Hyperbaric O2 Treatment Number One

After the session, my eyes were open wider than they have ever been, I could not find a trace of fatigue anywhere in my body and my mind was awake and fresh and bright in the way that I am looking for but never find when I drink coffee.

I am pissed! Is this what healthy people feel like? Or could feel like if they took care of themselves? In this moment of brilliant mental clarity I am aware, more than at any other time, of how much I lost in those Lyme years.

I want to feel like this all the time.

On Knowing Myself in Motion

I was on the wall last week and as I was working my way up a challenging route, the thought percolated up to me: I know myself best when I am in motion.

When I am climbing, as when I am running or dancing, doing yoga or pilates, capoeira or boxing, walking, biking, swimming or any of the myriad other sports that I have done throughout my life, my mind quiets and my whole self integrates into focused movement: I know myself best when I am in motion.

It is also when I love myself the most.

Which is why the hardest thing for me in the years I was sick with Lyme Disease was giving up nearly all forms of movement. When I was diagnosed, I was 25 years old and I was a mess. I was fully in third stage Lyme and could no longer read or write, could barely speak, routinely got lost, even in my hometown. I’d lost my hair, couldn’t keep any weight on, had had a migraine for four years and was so tired I didn’t leave the house for anything but work for six months. My doctors ordered me to immediately stop anything aerobic, as it opens up the blood-brain barrier and allows the Lyme bacteria to pass into the brain, where it destroys neural synapses, memory, coordination, decision-making, you name it. They also told me not to push myself physically, to keep my efforts under thirty percent, to take slow and gentle walks, to do restorative yoga, to make sure that my body had the energy to heal.

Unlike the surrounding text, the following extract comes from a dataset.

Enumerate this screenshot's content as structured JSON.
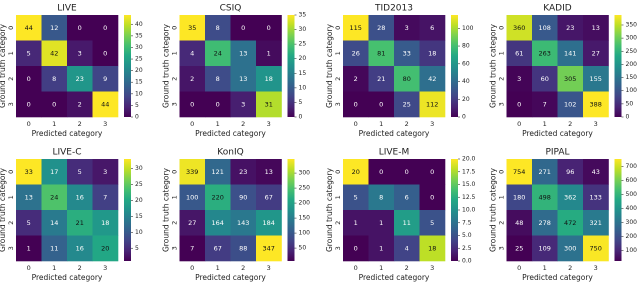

I wanted to get well badly enough that I stopped do anything other than walks, yoga and pilates, but I still pushed myself hard enough that I’d get fevers and be exhausted for a few days. As the seemingly endless years of treatment have rolled by, I’ve gotten better, then stagnated. Or relapsed. I’ve tried to start new things, a dance class, maybe, or trail running or even just getting to a regular weekly yoga class but I’ve always had to quit after a few weeks because I just wasn’t recovering, because each class or run seemed to build my energy deficit, I’d get sick again and then take a few months to get back on top.

It’s different now. I’ve been consistently climbing and in the gym. Instead of being destroyed my efforts and stopped them to get better, I’ve steadily gotten stronger—both on the wall and in my constitution. I am beginning to be able to add in other activities, to explore the limits of my body without fear of collapse and I remember that being in motion is, to me, the purest form of joy that I know.

I am beginning this blog for several reasons. I’d like to talk about getting, being and staying physically active with a chronic illness. Movement, being in my body in motion is, like writing, an act of discovery for me, the way I know and learn things about myself. It allows things to percolate up, usually about my understanding of healing and I want to share that. This will be a mix of personal narrative, with training and healing tips and write-ups of my exploration into the types of body and energy work available in the Bay.